Resveratrol is a polyphenolic compound found in various berries (cranberry, blueberry, grapes) and herbs. Studies with trans-resveratrol have reported a diverse range of benefits in the areas of heart health, immunity and inflammation. Research has also revealed that trans-resveratrol mimics the biological longevity effects of a calorie-restricted diet.
Caloric Restriction (CR) is the only proven method of increasing life span in numerous and diverse species, from yeast, worms, fruit flies, spiders, rodents, all the way up to primates. Calorie restriction refers to an approximately 40% reduction in caloric intake, usually accompanied by a maintenance level of nutrients. The institutions that have conducted this research include Cornell and Harvard University, as well as the prestigious Massachusetts Institute of Technology (MIT) - testimony to the credibility behind Caloric Restriction. This research has branched out to encompass the study of 'caloric restriction mimetics'. These are compounds that enable organisms to parallel many of the beneficial biological effects of a caloric restriction diet, and among the most prominent of these is a substance known as resveratrol. Resveratrol is a naturally occurring polyphenolic compound found in various berries (cranberry, blueberry, grapes), peanuts, rhubarb and a number of oriental herbs including the Japanese Giant Knotweed (Polygunum cuspidatum).
Studies with resveratrol have reported a diverse range of physiological and biochemical effects, particularly in the areas of heart health, cancer, immunity and inflammation. Other beneficial cardiovascular effects include the reduction of cholesterol and triglycerides, dilation of blood vessels (hence a blood pressure lowering effect), platelets being less "sticky" (anti-aggregatory effect) - and consequently a lower incidence of atheroma or plaque formation and a reduced rate of strokes and heart attacks. Resveratrol exerts anti-oxidant effects by quenching free radicals that act as cellular terrorists, reducing the oxidation of LDL particles, which many believe to be the initiating event in atherosclerosis or hardening of the arteries. Resveratrol also inhibits unfavourable cellular proliferation and up-regulates apoptosis or programmed cell death.

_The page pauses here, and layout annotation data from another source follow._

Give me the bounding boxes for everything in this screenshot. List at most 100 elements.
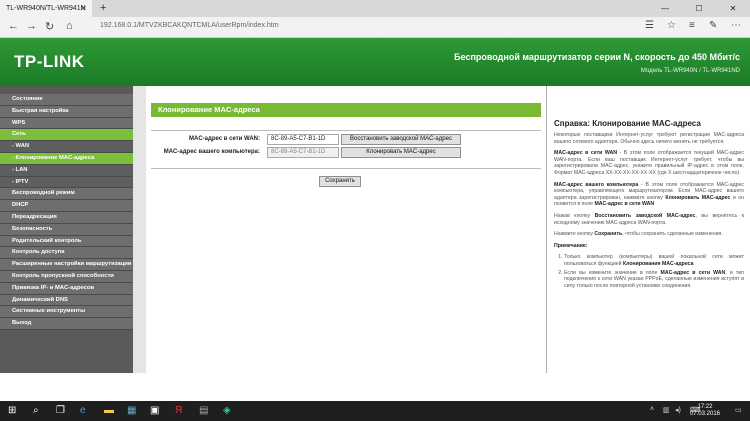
menu-item-advanced-routing[interactable]: Расширенные настройки маршрутизации — [0, 259, 133, 271]
help-term: Клонирования MAC-адреса — [622, 260, 694, 267]
divider — [151, 168, 541, 169]
menu-item-quick-setup[interactable]: Быстрая настройка — [0, 105, 133, 118]
pc-mac-label: MAC-адрес вашего компьютера: — [163, 149, 260, 155]
favorite-icon[interactable]: ☆ — [667, 20, 676, 31]
restore-default-mac-button[interactable]: Восстановить заводской MAC-адрес — [341, 134, 461, 145]
menu-item-system-tools[interactable]: Системные инструменты — [0, 306, 133, 319]
help-text: Нажав кнопку — [554, 212, 595, 219]
help-term: MAC-адрес вашего компьютера — [554, 181, 639, 188]
network-icon[interactable]: ▥ — [663, 406, 670, 414]
menu-item-bandwidth-control[interactable]: Контроль пропускной способности — [0, 270, 133, 283]
help-text: Если вы измените значение в поле — [564, 269, 661, 276]
close-window-button[interactable]: ✕ — [716, 0, 750, 17]
help-text: Нажмите кнопку — [554, 231, 595, 238]
wan-mac-label: MAC-адрес в сети WAN: — [189, 136, 260, 142]
home-icon[interactable]: ⌂ — [66, 20, 73, 32]
menu-item-forwarding[interactable]: Переадресация — [0, 211, 133, 224]
menu-item-wps[interactable]: WPS — [0, 117, 133, 130]
minimize-button[interactable]: — — [648, 0, 682, 17]
main-panel: Клонирование MAC-адреса MAC-адрес в сети… — [146, 86, 546, 373]
task-view-icon[interactable]: ❐ — [56, 405, 65, 416]
section-title: Клонирование MAC-адреса — [151, 103, 541, 117]
search-icon[interactable]: ⌕ — [33, 405, 39, 416]
app-icon[interactable]: ▤ — [199, 405, 208, 416]
help-panel: Справка: Клонирование MAC-адреса Некотор… — [546, 86, 750, 373]
taskbar: ⊞ ⌕ ❐ e ▬ ▦ ▣ Я ▤ ◈ ˄ ▥ ◂) ⌨ 17:22 07.03… — [0, 401, 750, 421]
explorer-icon[interactable]: ▬ — [104, 405, 114, 416]
save-button[interactable]: Сохранить — [319, 176, 361, 187]
menu-item-dhcp[interactable]: DHCP — [0, 200, 133, 212]
notifications-icon[interactable]: ▭ — [735, 406, 742, 414]
back-icon[interactable]: ← — [8, 20, 19, 32]
tab-close-icon[interactable]: ✕ — [80, 4, 87, 13]
menu-item-ip-mac-binding[interactable]: Привязка IP- и MAC-адресов — [0, 282, 133, 295]
menu-item-iptv[interactable]: - IPTV — [0, 176, 133, 189]
help-term: Восстановить заводской MAC-адрес — [594, 212, 696, 219]
menu-item-wireless[interactable]: Беспроводной режим — [0, 188, 133, 201]
more-icon[interactable]: ⋯ — [731, 20, 741, 31]
browser-tab[interactable]: TL-WR940N/TL-WR941N ✕ — [0, 0, 92, 17]
menu-item-network[interactable]: Сеть — [0, 129, 133, 142]
help-note-title: Примечание: — [554, 243, 744, 250]
router-model: Модель TL-WR940N / TL-WR941ND — [640, 68, 740, 74]
menu-item-security[interactable]: Безопасность — [0, 223, 133, 236]
menu-item-logout[interactable]: Выход — [0, 318, 133, 330]
tab-title: TL-WR940N/TL-WR941N — [6, 5, 86, 12]
window-controls: — ☐ ✕ — [648, 0, 750, 17]
help-term: MAC-адрес в сети WAN — [594, 201, 655, 208]
wan-mac-input[interactable]: 8C-89-A5-C7-B1-1D — [267, 134, 339, 145]
yandex-icon[interactable]: Я — [175, 405, 182, 416]
router-title: Беспроводной маршрутизатор серии N, скор… — [454, 52, 740, 62]
help-term: Клонировать MAC-адрес — [665, 194, 731, 201]
help-wan-mac: MAC-адрес в сети WAN - В этом поле отобр… — [554, 150, 744, 176]
start-icon[interactable]: ⊞ — [8, 405, 16, 416]
reading-view-icon[interactable]: ☰ — [645, 20, 654, 31]
help-pc-mac: MAC-адрес вашего компьютера - В этом пол… — [554, 182, 744, 208]
url-field[interactable]: 192.168.0.1/MTVZKBCAKQNTCMLA/userRpm/ind… — [100, 22, 279, 29]
help-text: , чтобы сохранить сделанные изменения. — [622, 231, 723, 238]
help-term: Примечание: — [554, 242, 588, 249]
clone-mac-button[interactable]: Клонировать MAC-адрес — [341, 147, 461, 158]
notes-icon[interactable]: ✎ — [709, 20, 717, 31]
menu-item-parental-control[interactable]: Родительский контроль — [0, 235, 133, 248]
volume-icon[interactable]: ◂) — [675, 406, 681, 414]
help-intro: Некоторые поставщики Интернет-услуг треб… — [554, 132, 744, 145]
help-title: Справка: Клонирование MAC-адреса — [554, 119, 701, 128]
maximize-button[interactable]: ☐ — [682, 0, 716, 17]
separator-strip — [133, 86, 146, 373]
help-note-item: Если вы измените значение в поле MAC-адр… — [564, 270, 744, 290]
divider — [151, 130, 541, 131]
browser-tab-bar: TL-WR940N/TL-WR941N ✕ + — ☐ ✕ — [0, 0, 750, 17]
menu-item-lan[interactable]: - LAN — [0, 164, 133, 177]
forward-icon[interactable]: → — [26, 20, 37, 32]
edge-icon[interactable]: e — [80, 405, 86, 416]
app-icon[interactable]: ▣ — [150, 405, 159, 416]
menu-item-ddns[interactable]: Динамический DNS — [0, 294, 133, 307]
store-icon[interactable]: ▦ — [127, 405, 136, 416]
help-restore: Нажав кнопку Восстановить заводской MAC-… — [554, 213, 744, 226]
router-header: TP-LINK Беспроводной маршрутизатор серии… — [0, 38, 750, 86]
menu-item-access-control[interactable]: Контроль доступа — [0, 247, 133, 260]
tray-up-icon[interactable]: ˄ — [650, 406, 654, 413]
help-body: Некоторые поставщики Интернет-услуг треб… — [554, 132, 744, 291]
clock-date: 07.03.2016 — [689, 411, 720, 417]
help-term: MAC-адрес в сети WAN — [554, 150, 617, 157]
help-save: Нажмите кнопку Сохранить, чтобы сохранит… — [554, 231, 744, 238]
help-term: MAC-адрес в сети WAN — [660, 269, 726, 276]
tp-link-logo: TP-LINK — [14, 52, 85, 71]
clock[interactable]: 17:22 07.03.2016 — [690, 404, 720, 418]
menu-item-status[interactable]: Состояние — [0, 94, 133, 106]
screen: { "browser": { "tab_title": "TL-WR940N/T… — [0, 0, 750, 421]
help-note-item: Только компьютер (компьютеры) вашей лока… — [564, 254, 744, 267]
menu-item-mac-clone[interactable]: - Клонирование MAC-адреса — [0, 152, 133, 165]
help-note-list: Только компьютер (компьютеры) вашей лока… — [554, 254, 744, 289]
menu-item-wan[interactable]: - WAN — [0, 141, 133, 153]
hub-icon[interactable]: ≡ — [689, 20, 695, 31]
sidebar-menu: Состояние Быстрая настройка WPS Сеть - W… — [0, 86, 133, 373]
clock-time: 17:22 — [697, 404, 713, 410]
refresh-icon[interactable]: ↻ — [45, 20, 54, 33]
new-tab-icon[interactable]: + — [100, 2, 106, 14]
help-term: Сохранить — [594, 231, 623, 238]
app-icon[interactable]: ◈ — [223, 405, 231, 416]
address-bar: ← → ↻ ⌂ 192.168.0.1/MTVZKBCAKQNTCMLA/use… — [0, 17, 750, 38]
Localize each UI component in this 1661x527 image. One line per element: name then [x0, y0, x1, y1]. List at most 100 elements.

The plants that produce resveratrol do so as a response to stressors such as fungal infection or ultra violet exposure. Resveratrol has been shown to enhance life extension much like caloric restriction in yeast (70%), worms (18%), fruit flies (30%), and fish (60%). The mechanism may be similar to sirtuin activation. There is considerable excitement regarding the use of resveratrol as a CR Mimetic. A recent study published in the prestigious journal Nature jointly by Harvard University and the National Institute of Aging demonstrated that resveratrol in high doses offset the effects of an unhealthy high-calorie diet in mice. Resveratrol is a molecule that occurs in nature in two forms or as mirror-images, namely the trans and cis forms. It is the trans version of the resveratrol that is the active form that has been used in all the investigations. The cis form may be at best inactive or at worst inhibit the activity of its mirror image - the trans form. There are high quality, naturally extracted sources that yield 98% plus trans activity.
With resveratrol supplementation, there are a number of challenges that need to be addressed if one is to achieve any therapeutic efficacy. Resveratrol has been shown to be very poorly bioavailable, readily undergoing metabolism via glucuronidation and sulphation. In order to increase resveratrol's bioavailability, one has to inhibit these enzyme systems by using specific substrates for these enzymes. It is possible to achieve this by using quercetin, piperine and luteolin, particularly the latter which has been shown to be the most potent inhibitor of sulphation. Resveratrol beadlets are relatively stable in oxygen, though the use of oxygen absorbers may help. The issue of oxygen sealed capsules seems to be a marketing ploy by various companies. The main stability issue seems to be centred on light and pH sensitivity. Formulations have to offer protection for these obstacles! Finally, there is a general consensus that high doses of resveratrol need to be used to achieve any clinically significant results. The latest animal studies suggest that the comparative human dose needs to be around 300mg (or more) per day for a 70 kg person.